Driver decisions and behaviors are essential factors that can affect driving safety. To understand the driver behaviors, a driver activities recognition system is designed based on the deep convolutional neural networks (CNNs) in this section different from the driver behavior recognition system designed in the last chapter. The driver behavior recognition models are end-to-end trainable without hand-crafted feature extraction. specifically, seven common driving activities are identified, which are the normal driving, right mirror checking, rear mirror checking, left mirror checking, using in-vehicle radio devices, texting, and answering the mobile phone, respectively.
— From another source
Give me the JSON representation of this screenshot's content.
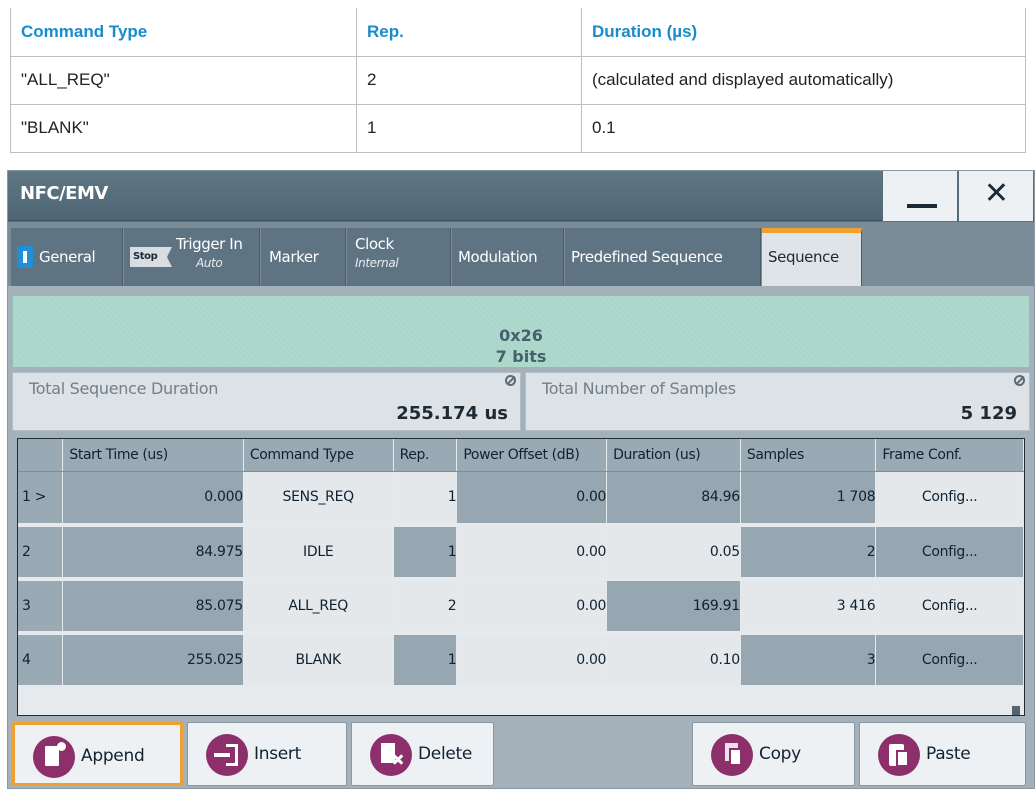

Among these activities, the first four are regarded as normal driving tasks, while the remaining three are classified as the distraction group. The experimental images are collected using a low-cost camera, and 10 drivers are involved in the naturalistic data collection. The raw images are segmented using the Gaussian mixture model to extract the driver's body from the background before training the behavior recognition CNN model. To reduce the training cost, the transfer learning method is applied to fine-tune the pretrained CNN models. Three different pretrained CNN models, namely AlexNet, GoogLeNet, and ResNet50, are adopted and evaluated. The detection results for the seven tasks achieved an average of 81.6% accuracy using the AlexNet, and 78.6% and 74.9% accuracy using the GoogLeNet and ResNet50, respectively. Then, the CNN models are trained for the binary classification task and identify whether the driver is being distracted or not. The binary detection rate achieved 91.4% accuracy, which shows the advantages of using the proposed deep learning approach. Finally, the real-world application is analyzed and discussed.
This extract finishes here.